Cronon repeatedly refers to, and reacts to, “central place theory”—attempts to systematize and base in mathematics the growth of urban-rural systems such as Chicago. Yet such linkages essentially explain the impacts that first nature takes from the interventions of second nature. I found this section of the book less fascinating, but that’s probably personal preference, since tangible goods are more interesting to me than abstract money (I am very interested in tangible money, however).Post-emancipation African American history is closely tied to urban history, for good reason as thousands of former slaves and their descendants left the Jim Crow rural South for opportunity in places like Atlanta, Detroit, and Chicago. By using the Web site, you confirm that you have read, understood, and agreed to be bound by the Terms and Conditions. When individual logs were marked or branded for driving, this mark came to represent not just the value of the tree but also the value of the labor that went into producing the log. You can change your choices at any time by visiting Cookie preferences, as described in the Cookie notice.

This is the same history of sexuality John D’Emilio provided in “Capitalism and Gay Identity” and that George Chauncey offers in Gay New York, although one in which sexuality is hustled in through euphemism. Throughout the book, he takes his readers by the hand and tells them stories that reveal the marvels of such seemingly banal topics as railroad rate-setting, commodities markets, and capital flows. It is for all sorts of people to read about all sorts of things relating to early American life—from architecture to literature, from politics to parlor manners. Tied not just in terms of the exchange of money for grain or lumber, as Cronon describes, but also in terms of family and kinship, with consequences both empowering and devastating?As he takes pains to make clear, Nature’s Metropolis is not a comprehensive history of the city or the Great West. Here he shows how Chicago’s capital net, the area from which it received financing, was much wider than cities that thought they were competing with Chicago, such as Milwaukee or Minneapolis, or even those that really were competing but ultimately came in second place, such as Cincinnati and St. In this section on capital, Cronon also examines the spread of the capital-intensive market for farm machinery, which relied heavily on the development of efficient credit markets. Cronon argues instead that it was New York investors' capital that made Chicago so great - though their selection of the city was no doubt initially swayed by some of the transit possibilities its location offered (a wonderful and unusual example of the social construction of landscapes and how it affects the land itself).

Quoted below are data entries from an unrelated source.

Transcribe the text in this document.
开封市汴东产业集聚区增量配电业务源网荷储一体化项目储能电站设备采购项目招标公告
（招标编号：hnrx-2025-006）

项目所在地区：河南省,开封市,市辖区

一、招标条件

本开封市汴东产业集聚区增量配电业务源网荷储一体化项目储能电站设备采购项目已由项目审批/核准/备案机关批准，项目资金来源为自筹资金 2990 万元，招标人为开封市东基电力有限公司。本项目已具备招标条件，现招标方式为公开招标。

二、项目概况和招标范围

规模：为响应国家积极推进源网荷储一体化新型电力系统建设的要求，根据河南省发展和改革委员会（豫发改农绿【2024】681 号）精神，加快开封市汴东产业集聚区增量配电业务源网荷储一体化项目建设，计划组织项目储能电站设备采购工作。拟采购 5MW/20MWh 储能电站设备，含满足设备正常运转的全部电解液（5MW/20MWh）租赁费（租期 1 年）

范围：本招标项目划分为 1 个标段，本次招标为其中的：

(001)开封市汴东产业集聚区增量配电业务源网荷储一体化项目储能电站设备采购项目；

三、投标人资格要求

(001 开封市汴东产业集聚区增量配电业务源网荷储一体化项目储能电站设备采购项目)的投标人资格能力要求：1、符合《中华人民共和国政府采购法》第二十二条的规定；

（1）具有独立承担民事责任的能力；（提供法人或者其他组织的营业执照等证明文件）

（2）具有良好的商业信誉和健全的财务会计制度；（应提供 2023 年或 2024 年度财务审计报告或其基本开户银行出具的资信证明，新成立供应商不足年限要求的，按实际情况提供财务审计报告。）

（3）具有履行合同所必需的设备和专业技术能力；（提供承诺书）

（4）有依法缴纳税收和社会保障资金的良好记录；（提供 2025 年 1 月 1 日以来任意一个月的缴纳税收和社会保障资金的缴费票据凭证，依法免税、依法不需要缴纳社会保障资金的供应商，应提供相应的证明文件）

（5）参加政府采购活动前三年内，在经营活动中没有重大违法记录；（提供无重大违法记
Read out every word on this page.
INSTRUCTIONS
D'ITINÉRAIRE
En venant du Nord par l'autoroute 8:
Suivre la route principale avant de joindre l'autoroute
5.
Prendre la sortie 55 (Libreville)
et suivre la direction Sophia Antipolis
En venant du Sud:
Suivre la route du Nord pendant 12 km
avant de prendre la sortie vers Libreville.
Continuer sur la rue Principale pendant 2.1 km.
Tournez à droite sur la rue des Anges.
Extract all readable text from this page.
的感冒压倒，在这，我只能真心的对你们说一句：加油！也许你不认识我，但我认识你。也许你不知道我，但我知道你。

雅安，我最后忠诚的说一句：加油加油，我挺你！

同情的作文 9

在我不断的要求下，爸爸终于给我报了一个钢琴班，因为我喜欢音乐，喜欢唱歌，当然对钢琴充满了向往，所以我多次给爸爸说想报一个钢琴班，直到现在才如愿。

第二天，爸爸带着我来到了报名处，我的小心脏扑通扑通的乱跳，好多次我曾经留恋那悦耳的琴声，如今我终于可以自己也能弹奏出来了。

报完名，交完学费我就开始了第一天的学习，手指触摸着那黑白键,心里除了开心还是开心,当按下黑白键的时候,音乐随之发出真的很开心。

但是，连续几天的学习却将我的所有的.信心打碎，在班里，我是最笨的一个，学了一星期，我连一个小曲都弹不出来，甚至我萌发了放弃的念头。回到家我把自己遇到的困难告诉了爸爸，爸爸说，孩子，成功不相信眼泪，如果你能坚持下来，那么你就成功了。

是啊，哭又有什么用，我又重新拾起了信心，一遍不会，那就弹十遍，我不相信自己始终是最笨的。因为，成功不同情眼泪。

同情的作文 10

When I first read the book while training in labor history in graduate school, this lacuna was off-putting, as my margin notes express. Cronon’s point is, again, that a sharp division between “urban” and “rural” is a fiction—any city is a dynamic system of constant interplay and exchange between the two, and Chicago is a particularly dramatic exemplar of that principle. Nature's Metropolis emerged as a result of William Cronon asking and answering those questions, and the work can usefully be seen as an extended example of the critical thinking skill of problem-solving in action. In Nature’s Metropolis, abstraction is, in short, when the material becomes intangible, fluid, and most importantly, more manipulatable by people. Boosters appear again and again in Cronon’s work, both in Chicago and in other cities—men who preached the gospel of the inevitability of a city’s rise, and thus the opportunities available both for commerce and land speculation.

Unlike grain, though, lumber never developed the same type of ultra-efficient market, in part because it was never possible to fully standardize and turn fungible. spring wheat"), and futures trading at the Board of Trade revolutionized how farmers sold their goods, to the extent that Chicago is a world center of commodities trading to this day and the Midwest is some of the most productive farmland on the planet. Cameron Blevins is Associate Professor, Clinical Teaching Track at the University of Colorado Denver.